10/22/2024
It hasn't really been so long since Kiana Davenport changed the literary landscape of Hawai‘i with SHARK DIALOGUES, published in 1994. She introduced readers both inside and outside the Islands to an unfamiliar, multi-braided, international-inflected, female- and kanaka-centered storyline emanating from under the volcano's peak that dominates the Big Island.
It was a hit for all the right reasons. Best of all, for writers from and of Hawai‘i, SHARK DIALOGUES and its sequels, SONG OF EXILES (1999) and the bestseller HOUSE OF MANY GODS (2006), felt liberating. They said: Go ahead. From here you can write about anything, your way, obeying no one's guardrails, relying on your own experience and vision.
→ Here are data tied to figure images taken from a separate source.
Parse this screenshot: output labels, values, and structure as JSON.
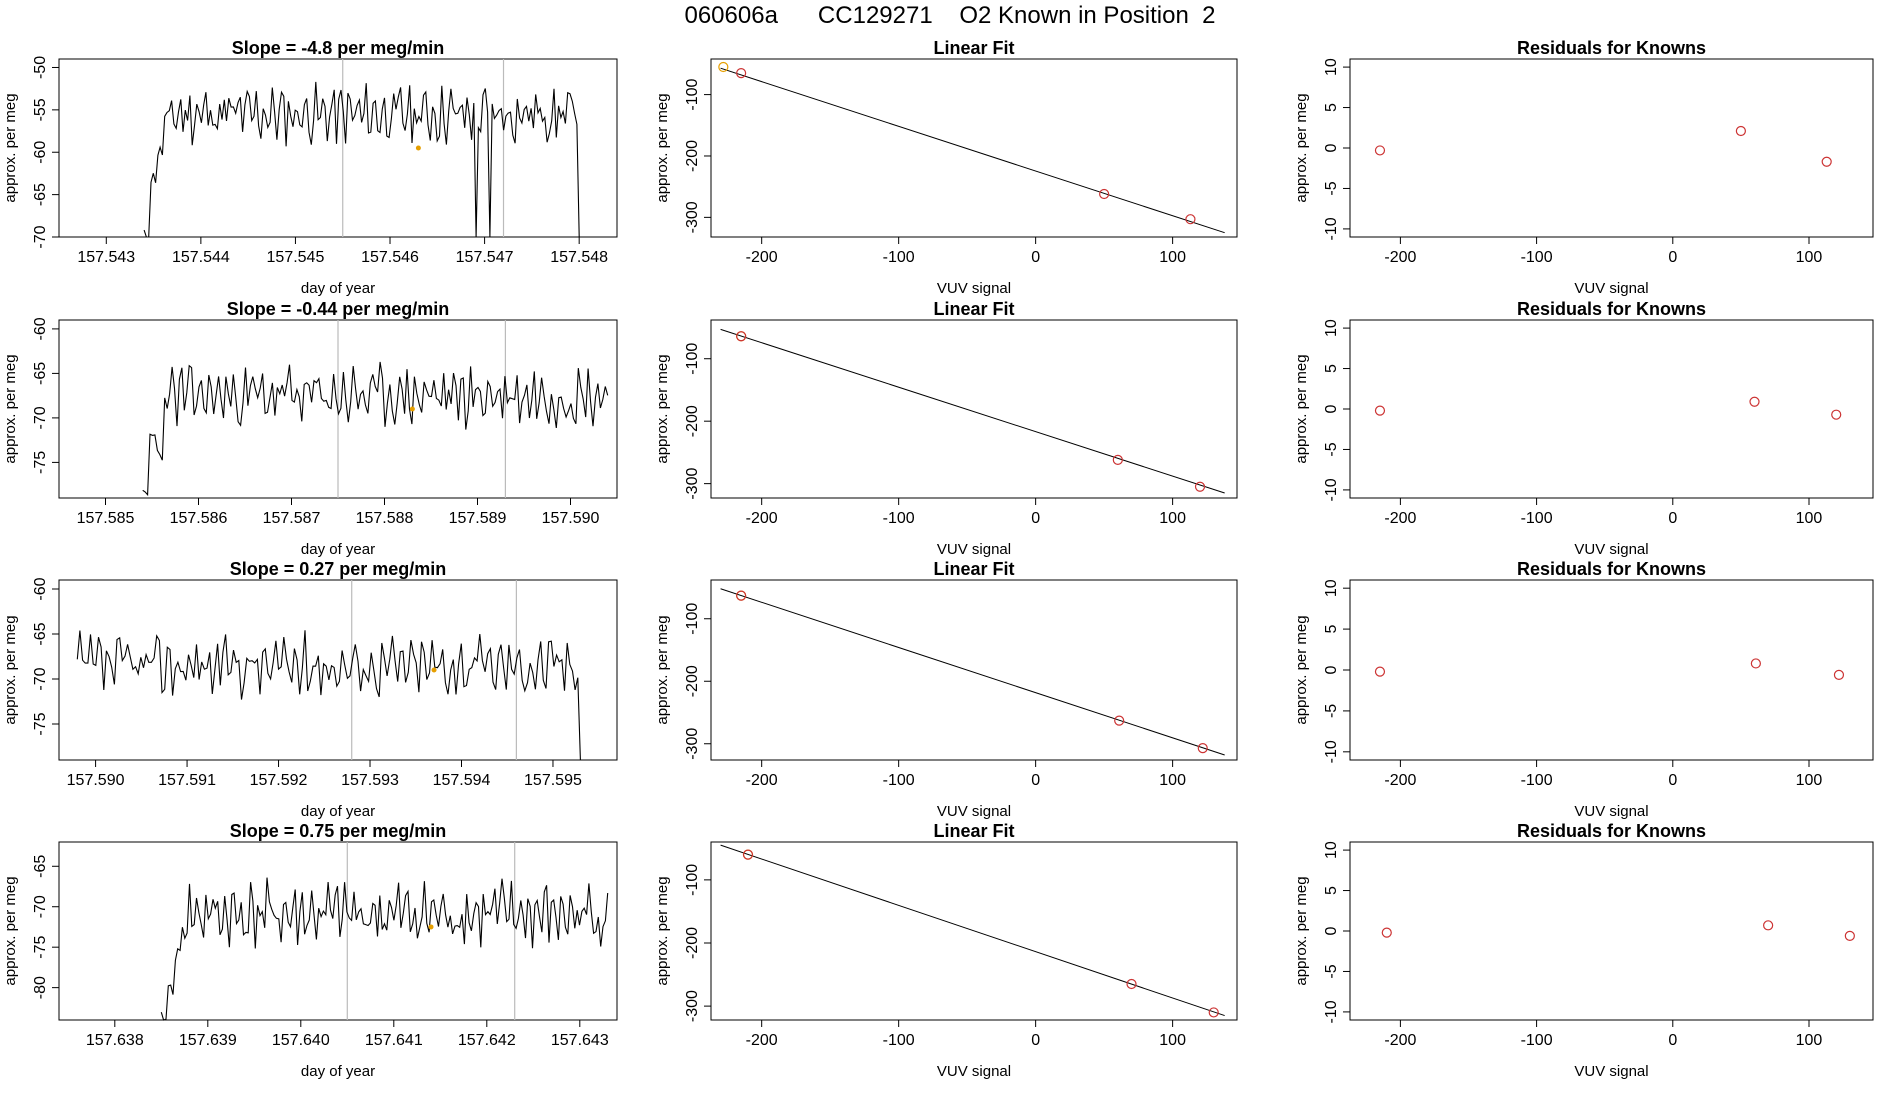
{
  "page_title": "060606a      CC129271    O2 Known in Position  2",
  "rows": [
    {
      "slope_title": "Slope =  -4.8  per meg/min",
      "fit_title": "Linear Fit",
      "resid_title": "Residuals for Knowns"
    },
    {
      "slope_title": "Slope =  -0.44  per meg/min",
      "fit_title": "Linear Fit",
      "resid_title": "Residuals for Knowns"
    },
    {
      "slope_title": "Slope =  0.27  per meg/min",
      "fit_title": "Linear Fit",
      "resid_title": "Residuals for Knowns"
    },
    {
      "slope_title": "Slope =  0.75  per meg/min",
      "fit_title": "Linear Fit",
      "resid_title": "Residuals for Knowns"
    }
  ],
  "chart_data": [
    {
      "type": "line",
      "panel": "timeseries",
      "row": 0,
      "title": "Slope =  -4.8  per meg/min",
      "xlabel": "day of year",
      "ylabel": "approx. per meg",
      "xlim": [
        157.5425,
        157.5484
      ],
      "ylim": [
        -70,
        -49
      ],
      "xticks": [
        "157.543",
        "157.544",
        "157.545",
        "157.546",
        "157.547",
        "157.548"
      ],
      "yticks": [
        "-50",
        "-55",
        "-60",
        "-65",
        "-70"
      ],
      "start": 157.5434,
      "end": 157.548,
      "rise": [
        -70,
        -63,
        -60,
        -56
      ],
      "base": -55.5,
      "amp": 2.5,
      "seed": 11,
      "vlines": [
        157.5455,
        157.5472
      ],
      "marker": {
        "x": 157.5463,
        "y": -59.5
      },
      "dips": [
        {
          "x": 157.5469,
          "y": -72
        },
        {
          "x": 157.54705,
          "y": -72
        }
      ]
    },
    {
      "type": "line",
      "panel": "timeseries",
      "row": 1,
      "title": "Slope =  -0.44  per meg/min",
      "xlabel": "day of year",
      "ylabel": "approx. per meg",
      "xlim": [
        157.5845,
        157.5905
      ],
      "ylim": [
        -79,
        -59
      ],
      "xticks": [
        "157.585",
        "157.586",
        "157.587",
        "157.588",
        "157.589",
        "157.590"
      ],
      "yticks": [
        "-60",
        "-65",
        "-70",
        "-75"
      ],
      "start": 157.5854,
      "end": 157.5904,
      "rise": [
        -79,
        -72,
        -74,
        -68
      ],
      "base": -67.5,
      "amp": 2.5,
      "seed": 23,
      "vlines": [
        157.5875,
        157.5893
      ],
      "marker": {
        "x": 157.5883,
        "y": -69
      },
      "dips": []
    },
    {
      "type": "line",
      "panel": "timeseries",
      "row": 2,
      "title": "Slope =  0.27  per meg/min",
      "xlabel": "day of year",
      "ylabel": "approx. per meg",
      "xlim": [
        157.5896,
        157.5957
      ],
      "ylim": [
        -79,
        -59
      ],
      "xticks": [
        "157.590",
        "157.591",
        "157.592",
        "157.593",
        "157.594",
        "157.595"
      ],
      "yticks": [
        "-60",
        "-65",
        "-70",
        "-75"
      ],
      "start": 157.5898,
      "end": 157.5953,
      "rise": [],
      "base": -68.5,
      "amp": 2.5,
      "seed": 37,
      "vlines": [
        157.5928,
        157.5946
      ],
      "marker": {
        "x": 157.5937,
        "y": -69
      },
      "dips": [
        {
          "x": 157.59535,
          "y": -80
        }
      ]
    },
    {
      "type": "line",
      "panel": "timeseries",
      "row": 3,
      "title": "Slope =  0.75  per meg/min",
      "xlabel": "day of year",
      "ylabel": "approx. per meg",
      "xlim": [
        157.6374,
        157.6434
      ],
      "ylim": [
        -84,
        -62
      ],
      "xticks": [
        "157.638",
        "157.639",
        "157.640",
        "157.641",
        "157.642",
        "157.643"
      ],
      "yticks": [
        "-65",
        "-70",
        "-75",
        "-80"
      ],
      "start": 157.6385,
      "end": 157.6433,
      "rise": [
        -84,
        -80,
        -76
      ],
      "base": -71,
      "amp": 3,
      "seed": 41,
      "vlines": [
        157.6405,
        157.6423
      ],
      "marker": {
        "x": 157.6414,
        "y": -72.5
      },
      "dips": []
    },
    {
      "type": "scatter",
      "panel": "linear_fit",
      "row": 0,
      "title": "Linear Fit",
      "xlabel": "VUV signal",
      "ylabel": "approx. per meg",
      "xlim": [
        -237,
        147
      ],
      "ylim": [
        -332,
        -42
      ],
      "xticks": [
        -200,
        -100,
        0,
        100
      ],
      "yticks": [
        -100,
        -200,
        -300
      ],
      "line": {
        "x": [
          -230,
          138
        ],
        "y": [
          -57,
          -325
        ]
      },
      "points": [
        {
          "x": -228,
          "y": -55,
          "color": "#e69f00"
        },
        {
          "x": -215,
          "y": -65,
          "color": "#cc3333"
        },
        {
          "x": 50,
          "y": -262,
          "color": "#cc3333"
        },
        {
          "x": 113,
          "y": -303,
          "color": "#cc3333"
        }
      ]
    },
    {
      "type": "scatter",
      "panel": "linear_fit",
      "row": 1,
      "title": "Linear Fit",
      "xlabel": "VUV signal",
      "ylabel": "approx. per meg",
      "xlim": [
        -237,
        147
      ],
      "ylim": [
        -323,
        -38
      ],
      "xticks": [
        -200,
        -100,
        0,
        100
      ],
      "yticks": [
        -100,
        -200,
        -300
      ],
      "line": {
        "x": [
          -230,
          138
        ],
        "y": [
          -53,
          -315
        ]
      },
      "points": [
        {
          "x": -215,
          "y": -64,
          "color": "#e69f00"
        },
        {
          "x": -215,
          "y": -64,
          "color": "#cc3333"
        },
        {
          "x": 60,
          "y": -262,
          "color": "#cc3333"
        },
        {
          "x": 120,
          "y": -305,
          "color": "#cc3333"
        }
      ]
    },
    {
      "type": "scatter",
      "panel": "linear_fit",
      "row": 2,
      "title": "Linear Fit",
      "xlabel": "VUV signal",
      "ylabel": "approx. per meg",
      "xlim": [
        -237,
        147
      ],
      "ylim": [
        -326,
        -38
      ],
      "xticks": [
        -200,
        -100,
        0,
        100
      ],
      "yticks": [
        -100,
        -200,
        -300
      ],
      "line": {
        "x": [
          -230,
          138
        ],
        "y": [
          -52,
          -318
        ]
      },
      "points": [
        {
          "x": -215,
          "y": -63,
          "color": "#e69f00"
        },
        {
          "x": -215,
          "y": -63,
          "color": "#cc3333"
        },
        {
          "x": 61,
          "y": -263,
          "color": "#cc3333"
        },
        {
          "x": 122,
          "y": -307,
          "color": "#cc3333"
        }
      ]
    },
    {
      "type": "scatter",
      "panel": "linear_fit",
      "row": 3,
      "title": "Linear Fit",
      "xlabel": "VUV signal",
      "ylabel": "approx. per meg",
      "xlim": [
        -237,
        147
      ],
      "ylim": [
        -322,
        -40
      ],
      "xticks": [
        -200,
        -100,
        0,
        100
      ],
      "yticks": [
        -100,
        -200,
        -300
      ],
      "line": {
        "x": [
          -230,
          138
        ],
        "y": [
          -45,
          -315
        ]
      },
      "points": [
        {
          "x": -210,
          "y": -60,
          "color": "#e69f00"
        },
        {
          "x": -210,
          "y": -60,
          "color": "#cc3333"
        },
        {
          "x": 70,
          "y": -265,
          "color": "#cc3333"
        },
        {
          "x": 130,
          "y": -310,
          "color": "#cc3333"
        }
      ]
    },
    {
      "type": "scatter",
      "panel": "residuals",
      "row": 0,
      "title": "Residuals for Knowns",
      "xlabel": "VUV signal",
      "ylabel": "approx. per meg",
      "xlim": [
        -237,
        147
      ],
      "ylim": [
        -11,
        11
      ],
      "xticks": [
        -200,
        -100,
        0,
        100
      ],
      "yticks": [
        10,
        5,
        0,
        -5,
        -10
      ],
      "points": [
        {
          "x": -215,
          "y": -0.3
        },
        {
          "x": 50,
          "y": 2.1
        },
        {
          "x": 113,
          "y": -1.7
        }
      ]
    },
    {
      "type": "scatter",
      "panel": "residuals",
      "row": 1,
      "title": "Residuals for Knowns",
      "xlabel": "VUV signal",
      "ylabel": "approx. per meg",
      "xlim": [
        -237,
        147
      ],
      "ylim": [
        -11,
        11
      ],
      "xticks": [
        -200,
        -100,
        0,
        100
      ],
      "yticks": [
        10,
        5,
        0,
        -5,
        -10
      ],
      "points": [
        {
          "x": -215,
          "y": -0.2
        },
        {
          "x": 60,
          "y": 0.9
        },
        {
          "x": 120,
          "y": -0.7
        }
      ]
    },
    {
      "type": "scatter",
      "panel": "residuals",
      "row": 2,
      "title": "Residuals for Knowns",
      "xlabel": "VUV signal",
      "ylabel": "approx. per meg",
      "xlim": [
        -237,
        147
      ],
      "ylim": [
        -11,
        11
      ],
      "xticks": [
        -200,
        -100,
        0,
        100
      ],
      "yticks": [
        10,
        5,
        0,
        -5,
        -10
      ],
      "points": [
        {
          "x": -215,
          "y": -0.2
        },
        {
          "x": 61,
          "y": 0.8
        },
        {
          "x": 122,
          "y": -0.6
        }
      ]
    },
    {
      "type": "scatter",
      "panel": "residuals",
      "row": 3,
      "title": "Residuals for Knowns",
      "xlabel": "VUV signal",
      "ylabel": "approx. per meg",
      "xlim": [
        -237,
        147
      ],
      "ylim": [
        -11,
        11
      ],
      "xticks": [
        -200,
        -100,
        0,
        100
      ],
      "yticks": [
        10,
        5,
        0,
        -5,
        -10
      ],
      "points": [
        {
          "x": -210,
          "y": -0.2
        },
        {
          "x": 70,
          "y": 0.7
        },
        {
          "x": 130,
          "y": -0.6
        }
      ]
    }
  ]
}
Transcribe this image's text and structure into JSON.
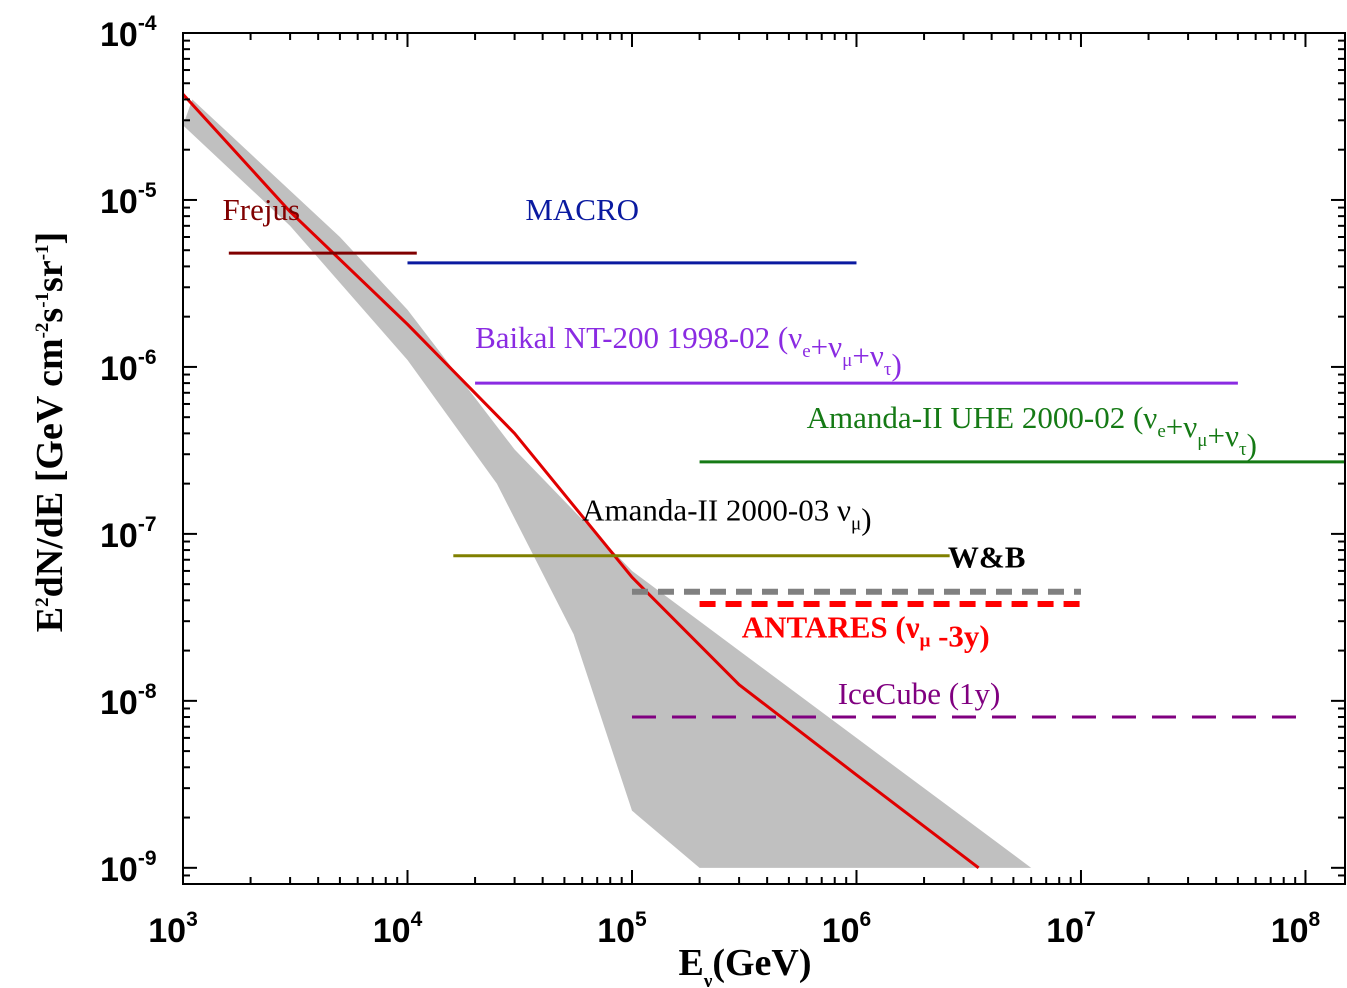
{
  "chart_data": {
    "type": "line",
    "x_scale": "log",
    "y_scale": "log",
    "xlim": [
      1000,
      150000000
    ],
    "ylim": [
      8e-10,
      0.0001
    ],
    "x_ticks": [
      {
        "value": 1000,
        "base": "10",
        "exp": "3"
      },
      {
        "value": 10000,
        "base": "10",
        "exp": "4"
      },
      {
        "value": 100000,
        "base": "10",
        "exp": "5"
      },
      {
        "value": 1000000,
        "base": "10",
        "exp": "6"
      },
      {
        "value": 10000000,
        "base": "10",
        "exp": "7"
      },
      {
        "value": 100000000,
        "base": "10",
        "exp": "8"
      }
    ],
    "y_ticks": [
      {
        "value": 1e-09,
        "base": "10",
        "exp": "-9"
      },
      {
        "value": 1e-08,
        "base": "10",
        "exp": "-8"
      },
      {
        "value": 1e-07,
        "base": "10",
        "exp": "-7"
      },
      {
        "value": 1e-06,
        "base": "10",
        "exp": "-6"
      },
      {
        "value": 1e-05,
        "base": "10",
        "exp": "-5"
      },
      {
        "value": 0.0001,
        "base": "10",
        "exp": "-4"
      }
    ],
    "xlabel": {
      "main": "E",
      "sub": "ν",
      "rest": "(GeV)"
    },
    "ylabel": {
      "part1": "E",
      "sup1": "2",
      "part2": "dN/dE [GeV cm",
      "sup2": "-2",
      "part3": "s",
      "sup3": "-1",
      "part4": "sr",
      "sup4": "-1",
      "part5": "]"
    },
    "band": {
      "color": "#c0c0c0",
      "upper": [
        [
          1100,
          4e-05
        ],
        [
          5000,
          6e-06
        ],
        [
          10000,
          2.2e-06
        ],
        [
          30000,
          3.2e-07
        ],
        [
          100000,
          6e-08
        ],
        [
          300000,
          2e-08
        ],
        [
          1000000,
          6e-09
        ],
        [
          3000000,
          2e-09
        ],
        [
          6000000,
          1e-09
        ]
      ],
      "lower": [
        [
          1000,
          2.8e-05
        ],
        [
          3000,
          7e-06
        ],
        [
          10000,
          1.1e-06
        ],
        [
          25000,
          2e-07
        ],
        [
          55000,
          2.5e-08
        ],
        [
          100000,
          2.2e-09
        ],
        [
          200000,
          1e-09
        ]
      ]
    },
    "series": [
      {
        "type": "curve",
        "color": "#e00000",
        "width": 3,
        "points": [
          [
            1000,
            4.3e-05
          ],
          [
            3000,
            8.5e-06
          ],
          [
            10000,
            1.8e-06
          ],
          [
            30000,
            4e-07
          ],
          [
            100000,
            5.5e-08
          ],
          [
            300000,
            1.25e-08
          ],
          [
            1000000,
            3.6e-09
          ],
          [
            3500000,
            1e-09
          ]
        ]
      },
      {
        "type": "limit",
        "color": "#800000",
        "width": 3,
        "dash": "",
        "x": [
          1600,
          11000
        ],
        "y": 4.8e-06,
        "label": {
          "text": "Frejus",
          "x": 1500,
          "y": 7.6e-06,
          "anchor": "start",
          "bold": false
        }
      },
      {
        "type": "limit",
        "color": "#0a1aa0",
        "width": 3,
        "dash": "",
        "x": [
          10000,
          1000000
        ],
        "y": 4.2e-06,
        "label": {
          "text": "MACRO",
          "x": 60000,
          "y": 7.6e-06,
          "anchor": "middle",
          "bold": false
        }
      },
      {
        "type": "limit",
        "color": "#8a2be2",
        "width": 3,
        "dash": "",
        "x": [
          20000,
          50000000
        ],
        "y": 8e-07,
        "label": {
          "text": "Baikal NT-200 1998-02 (",
          "nu_sub": [
            "e",
            "μ",
            "τ"
          ],
          "x": 20000,
          "y": 1.3e-06,
          "anchor": "start",
          "bold": false
        }
      },
      {
        "type": "limit",
        "color": "#157a15",
        "width": 3,
        "dash": "",
        "x": [
          200000,
          150000000
        ],
        "y": 2.7e-07,
        "label": {
          "text": "Amanda-II UHE 2000-02 (",
          "nu_sub": [
            "e",
            "μ",
            "τ"
          ],
          "x": 600000,
          "y": 4.3e-07,
          "anchor": "start",
          "bold": false
        }
      },
      {
        "type": "limit",
        "color": "#808000",
        "width": 3,
        "dash": "",
        "x": [
          16000,
          2600000
        ],
        "y": 7.4e-08,
        "label": {
          "text": "Amanda-II  2000-03 ",
          "nu_sub": [
            "μ"
          ],
          "x": 60000,
          "y": 1.2e-07,
          "anchor": "start",
          "bold": false,
          "text_color": "#000000"
        }
      },
      {
        "type": "limit",
        "color": "#808080",
        "width": 6,
        "dash": "16,10",
        "x": [
          100000,
          10000000
        ],
        "y": 4.5e-08,
        "label": {
          "text": "W&B",
          "x": 3800000,
          "y": 6.3e-08,
          "anchor": "middle",
          "bold": true,
          "text_color": "#000000"
        }
      },
      {
        "type": "limit",
        "color": "#ff0000",
        "width": 6,
        "dash": "16,10",
        "x": [
          200000,
          10000000
        ],
        "y": 3.8e-08,
        "label": {
          "text": "ANTARES (",
          "nu_sub": [
            "μ"
          ],
          "tail": " -3y)",
          "x": 1100000,
          "y": 2.4e-08,
          "anchor": "middle",
          "bold": true
        }
      },
      {
        "type": "limit",
        "color": "#800080",
        "width": 3,
        "dash": "24,16",
        "x": [
          100000,
          100000000
        ],
        "y": 8e-09,
        "label": {
          "text": "IceCube (1y)",
          "x": 1900000,
          "y": 9.6e-09,
          "anchor": "middle",
          "bold": false
        }
      }
    ],
    "nu_symbol": "ν",
    "plus": "+",
    "close_paren": ")"
  }
}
Davenport's novels gave writers room. They showed modern local life here and abroad. Trapped in timeless Hilo, a reader could see herself in Paris, Shanghai, New York. I can go there, too. In words as in life. And yet, big as they are, the books are grounded in people, recognizable characters of the Big Island, Nānākuli, Kalihi, China, and Korea, their matriarchs and mixed-race children. People who, no matter how far they've strayed, or how deep they've sunk, know they still do have a home here (however traumatic the thought) in Hawai‘i.
SNOWS OF MAUNA KEA, Davenport’s fourth novel in the series, is finally almost here. The title of course echoes the famous Ernest Hemingway short story—the one with the famous line about the carcass of a frozen leopard found near the 19,000-foot summit of Kenya's holy mountain, "The House of the Gods," Kilimanjaro. Davenport's wry wit is apparent in her sly transplanting of Kilimanjaro to Mauna Kea, another holy mountain brooding above a land traduced by colonialism, violated by thrill-seekers.
SNOWS OF MAUNA KEA is Davenport's great hike to the summit. To keep her company as she prepares the final version of the manuscript, bucking the current climate for smaller stories, fewer characters, less glory, let's savor this first taste and cheer her on.